We gratefully acknowledge the support of several funders. This publication presents independent research part-funded by the Health Innovation Challenge Fund (HICF-T4-317, HICF-T4-275), a parallel funding partnership between the Wellcome Trust and the Department of Health. The views expressed in this publication are those of the author(s) and not necessarily those of the Wellcome Trust or the Department of Health. This work was undertaken at UCLH/UCL who received a proportion of funding from the National Institute for Health Research University College London Hospitals Biomedical Research Centre (NIHR BRC UCLH/UCL), where Matt Clarkson, Miklos Espak and Gergely Zombori were funded by grant 168 and the High Impact Initiative and Steve Thompson by grant 96. Stephen Thompson was also supported by Prostate Cancer UK grant PG10-30. Part of the work in this paper was also funded by EPSRC grant EP/F025750/1. Sebastien Ourselin receives funding from the EPSRC (EP/H046410/1, EP/J020990/1, EP/K005278), the MRC (MR/J01107X/1), the EU-FP7 project VPH-DARE@IT (FP7-ICT-2011-9-601055), the NIHR Biomedical Research Unit (Dementia) at UCL and the NIHR BRC UCLH/UCL High Impact Initiative.
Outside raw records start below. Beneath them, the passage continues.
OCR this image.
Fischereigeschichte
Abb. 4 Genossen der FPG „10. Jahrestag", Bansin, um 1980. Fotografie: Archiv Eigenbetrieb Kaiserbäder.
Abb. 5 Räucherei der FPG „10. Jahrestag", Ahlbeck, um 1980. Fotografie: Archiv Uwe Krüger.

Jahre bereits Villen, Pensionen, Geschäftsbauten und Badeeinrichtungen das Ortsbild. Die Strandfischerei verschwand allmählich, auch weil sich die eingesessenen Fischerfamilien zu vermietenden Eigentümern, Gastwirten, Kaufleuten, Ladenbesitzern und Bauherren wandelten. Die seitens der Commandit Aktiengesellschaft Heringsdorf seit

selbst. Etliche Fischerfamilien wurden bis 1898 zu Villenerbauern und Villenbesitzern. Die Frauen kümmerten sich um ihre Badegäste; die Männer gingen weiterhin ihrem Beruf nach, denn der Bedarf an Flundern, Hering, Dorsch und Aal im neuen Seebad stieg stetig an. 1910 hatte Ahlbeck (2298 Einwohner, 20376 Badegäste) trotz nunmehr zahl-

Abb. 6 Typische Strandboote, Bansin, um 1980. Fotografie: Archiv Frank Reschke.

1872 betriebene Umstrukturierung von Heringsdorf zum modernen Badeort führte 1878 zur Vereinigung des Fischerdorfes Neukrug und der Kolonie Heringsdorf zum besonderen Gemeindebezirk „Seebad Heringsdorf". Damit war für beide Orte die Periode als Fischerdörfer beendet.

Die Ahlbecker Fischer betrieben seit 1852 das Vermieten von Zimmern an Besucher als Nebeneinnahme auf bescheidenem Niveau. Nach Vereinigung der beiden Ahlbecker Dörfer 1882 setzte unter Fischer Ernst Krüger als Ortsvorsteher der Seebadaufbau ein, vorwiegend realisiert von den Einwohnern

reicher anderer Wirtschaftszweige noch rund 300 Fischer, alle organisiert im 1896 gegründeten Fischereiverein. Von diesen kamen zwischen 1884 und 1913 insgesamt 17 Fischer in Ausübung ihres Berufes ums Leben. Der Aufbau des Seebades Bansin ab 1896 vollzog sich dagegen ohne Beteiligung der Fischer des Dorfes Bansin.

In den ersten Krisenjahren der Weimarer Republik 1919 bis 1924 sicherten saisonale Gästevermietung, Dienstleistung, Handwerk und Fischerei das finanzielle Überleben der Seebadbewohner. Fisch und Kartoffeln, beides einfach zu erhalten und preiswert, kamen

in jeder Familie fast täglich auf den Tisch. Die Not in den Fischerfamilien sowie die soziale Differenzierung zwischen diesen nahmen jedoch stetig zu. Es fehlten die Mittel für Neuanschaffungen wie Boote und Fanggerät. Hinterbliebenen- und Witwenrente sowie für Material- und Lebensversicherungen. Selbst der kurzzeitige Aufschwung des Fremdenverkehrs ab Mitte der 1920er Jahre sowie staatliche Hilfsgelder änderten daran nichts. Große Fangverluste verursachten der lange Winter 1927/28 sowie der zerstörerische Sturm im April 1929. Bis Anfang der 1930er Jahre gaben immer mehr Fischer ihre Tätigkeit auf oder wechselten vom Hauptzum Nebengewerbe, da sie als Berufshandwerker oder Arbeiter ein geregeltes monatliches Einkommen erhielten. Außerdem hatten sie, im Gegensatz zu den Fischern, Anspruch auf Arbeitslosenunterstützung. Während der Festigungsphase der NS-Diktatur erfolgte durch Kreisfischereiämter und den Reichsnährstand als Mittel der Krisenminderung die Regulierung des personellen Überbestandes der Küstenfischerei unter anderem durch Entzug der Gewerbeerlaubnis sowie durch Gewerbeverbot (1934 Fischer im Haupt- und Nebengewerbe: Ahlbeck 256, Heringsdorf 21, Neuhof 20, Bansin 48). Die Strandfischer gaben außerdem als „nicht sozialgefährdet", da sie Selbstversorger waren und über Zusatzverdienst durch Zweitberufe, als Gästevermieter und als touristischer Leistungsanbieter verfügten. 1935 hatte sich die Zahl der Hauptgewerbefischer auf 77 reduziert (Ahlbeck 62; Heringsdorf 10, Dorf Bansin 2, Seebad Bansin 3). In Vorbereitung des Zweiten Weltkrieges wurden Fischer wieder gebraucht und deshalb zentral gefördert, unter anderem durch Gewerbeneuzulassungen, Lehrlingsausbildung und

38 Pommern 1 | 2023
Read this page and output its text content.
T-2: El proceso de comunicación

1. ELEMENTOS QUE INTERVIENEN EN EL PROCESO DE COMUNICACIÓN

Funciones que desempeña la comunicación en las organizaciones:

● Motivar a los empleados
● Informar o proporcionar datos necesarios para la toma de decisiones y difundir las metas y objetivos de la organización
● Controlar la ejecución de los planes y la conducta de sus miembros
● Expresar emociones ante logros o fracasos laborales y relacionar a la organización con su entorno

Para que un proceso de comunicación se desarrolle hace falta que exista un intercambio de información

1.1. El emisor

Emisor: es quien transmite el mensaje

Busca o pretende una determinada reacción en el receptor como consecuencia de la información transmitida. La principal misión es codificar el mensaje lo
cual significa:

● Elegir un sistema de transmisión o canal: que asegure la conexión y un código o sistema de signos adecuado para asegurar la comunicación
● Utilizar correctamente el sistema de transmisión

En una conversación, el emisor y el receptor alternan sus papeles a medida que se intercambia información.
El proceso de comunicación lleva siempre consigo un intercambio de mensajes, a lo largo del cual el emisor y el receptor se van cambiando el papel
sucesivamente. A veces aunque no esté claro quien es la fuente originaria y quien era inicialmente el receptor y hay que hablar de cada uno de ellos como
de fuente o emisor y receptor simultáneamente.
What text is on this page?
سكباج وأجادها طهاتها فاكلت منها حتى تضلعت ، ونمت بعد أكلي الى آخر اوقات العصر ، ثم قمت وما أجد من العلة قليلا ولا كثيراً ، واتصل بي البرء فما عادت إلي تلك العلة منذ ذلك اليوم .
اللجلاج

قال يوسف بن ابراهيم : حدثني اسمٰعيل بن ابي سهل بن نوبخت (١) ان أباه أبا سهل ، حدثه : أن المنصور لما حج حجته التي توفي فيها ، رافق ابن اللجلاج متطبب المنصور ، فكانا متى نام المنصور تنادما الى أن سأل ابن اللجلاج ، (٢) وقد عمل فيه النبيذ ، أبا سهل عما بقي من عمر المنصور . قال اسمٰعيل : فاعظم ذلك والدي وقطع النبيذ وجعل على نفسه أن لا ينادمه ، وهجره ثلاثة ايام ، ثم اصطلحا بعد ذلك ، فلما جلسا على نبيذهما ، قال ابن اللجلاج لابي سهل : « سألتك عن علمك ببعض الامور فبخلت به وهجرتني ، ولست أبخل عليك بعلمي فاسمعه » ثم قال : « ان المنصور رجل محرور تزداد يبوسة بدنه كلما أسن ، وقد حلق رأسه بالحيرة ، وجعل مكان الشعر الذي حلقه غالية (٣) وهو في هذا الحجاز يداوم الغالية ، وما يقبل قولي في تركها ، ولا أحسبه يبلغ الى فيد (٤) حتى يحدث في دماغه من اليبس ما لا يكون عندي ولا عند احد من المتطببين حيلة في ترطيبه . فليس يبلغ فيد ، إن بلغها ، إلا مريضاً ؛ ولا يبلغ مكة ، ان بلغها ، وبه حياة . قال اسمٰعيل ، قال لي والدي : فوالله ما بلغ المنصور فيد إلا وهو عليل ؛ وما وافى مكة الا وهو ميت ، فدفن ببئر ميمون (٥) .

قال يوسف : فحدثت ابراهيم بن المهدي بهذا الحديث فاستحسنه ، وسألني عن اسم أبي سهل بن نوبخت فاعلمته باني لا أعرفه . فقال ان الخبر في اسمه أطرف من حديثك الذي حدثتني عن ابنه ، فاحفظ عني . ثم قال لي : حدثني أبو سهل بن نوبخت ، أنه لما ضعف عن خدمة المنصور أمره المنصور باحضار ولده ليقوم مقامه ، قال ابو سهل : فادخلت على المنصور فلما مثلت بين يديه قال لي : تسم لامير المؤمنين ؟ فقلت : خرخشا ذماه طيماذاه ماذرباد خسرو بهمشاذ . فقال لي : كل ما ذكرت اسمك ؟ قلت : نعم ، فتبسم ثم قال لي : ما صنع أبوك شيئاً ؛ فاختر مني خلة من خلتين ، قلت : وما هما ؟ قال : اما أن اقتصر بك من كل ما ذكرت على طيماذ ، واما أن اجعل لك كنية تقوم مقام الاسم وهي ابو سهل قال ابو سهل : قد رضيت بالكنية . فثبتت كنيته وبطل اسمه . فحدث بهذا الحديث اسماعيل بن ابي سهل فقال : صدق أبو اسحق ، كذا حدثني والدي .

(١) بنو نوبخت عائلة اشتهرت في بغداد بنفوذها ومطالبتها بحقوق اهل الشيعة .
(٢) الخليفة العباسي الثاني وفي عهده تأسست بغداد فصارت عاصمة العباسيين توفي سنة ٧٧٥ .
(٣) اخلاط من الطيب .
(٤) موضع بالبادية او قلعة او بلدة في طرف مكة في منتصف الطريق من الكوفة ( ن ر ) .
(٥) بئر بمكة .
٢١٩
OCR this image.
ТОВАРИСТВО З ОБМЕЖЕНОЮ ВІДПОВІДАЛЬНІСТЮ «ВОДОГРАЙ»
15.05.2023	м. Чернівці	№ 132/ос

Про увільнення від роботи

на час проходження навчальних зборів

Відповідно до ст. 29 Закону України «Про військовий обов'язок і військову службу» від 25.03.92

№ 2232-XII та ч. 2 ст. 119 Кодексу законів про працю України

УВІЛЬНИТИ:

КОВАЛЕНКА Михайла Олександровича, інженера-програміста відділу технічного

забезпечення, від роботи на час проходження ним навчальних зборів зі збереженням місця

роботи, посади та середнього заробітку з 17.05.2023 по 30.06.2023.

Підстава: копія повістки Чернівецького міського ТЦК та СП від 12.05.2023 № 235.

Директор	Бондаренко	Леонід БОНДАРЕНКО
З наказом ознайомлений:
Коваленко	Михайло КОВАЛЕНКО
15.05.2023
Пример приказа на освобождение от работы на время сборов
We would like to thank Holger Roth, Yipeng Hu and Dean Barratt for the use of the Kyoto liver phantom and help with probe calibration. We would like to thank NVidia Corporation for the donation of the Quadro K5000 and SDI capture cards used in this research. We would like to thank the open-source communities of OpenIGTLink and PLUS and in particular Junichi Tokuda and Andras Lasso. Finally, we would like to thank the MITK community for their support and advice throughout this project, and in particular the contribution of Sascha Zelzer.

Conflict of interest

None.

Appendix

Library dependencies

Table 5 lists the main libraries used within NifTK, and Table 6 shows the dependencies for each sub-project. Care has been taken to choose unrestrictive open-source licenses, and most of these libraries can be considered de facto standards within their field. Table 6 also illustrates the lightweight nature of NiftyLink and the progressively more heavyweight nature of NiftyIGI.

Table 5.

The main open-source libraries used in NifTK

Library License Purpose Version
Boost Boost General C++ 1.56
GDCM Creatis DICOM file IO 2.4.1
DCMTK BSD DICOM networking 3.6.1
OpenCV BSD Computer vision 2.4.6
ITK Apache 2 Image processing 4.5.1
VTK BSD Visualisation 6.1.0
IGSTK BSD General IGI functionality, e.g. tracker interfaces 8b8c6f30 (ITK 3.20, VTK 5.8)
OpenIGTLink BSD Transmission protocol 972d7b90
CTK Apache 2 DICOM, infrastructure 1dd16ae7
MITK BSD like Application framework c00657bd
Qt LGPL User interface 4.8.6
Table 6.

Library dependencies for each project in NifTK

Project Libraries
NiftyLink Qt, OpenIGTLink
NiftyGuide Qt, NiftyLink, optionally IGSTK, ITK, VTK and various device API
NiftyIGI Qt, NiftyLink, ITK, VTK, BOOST, GDCM, DCMTK, CTK, MITK OpenCV

Software development process

The software build processes are based on the Kitware software process [26], utilising Git30 for source code management, CMake31 for the cross-platform build process, CTest (see CMake) to run unit tests and subsequently publish continuous and nightly build results to a CDash32 dashboard and finally Doxygen33 for documentation generation. For the open-source NiftyLink project, all code is available on GitHub,34 with issues, bug fixes and feature requests managed using the GitHub issue tracker.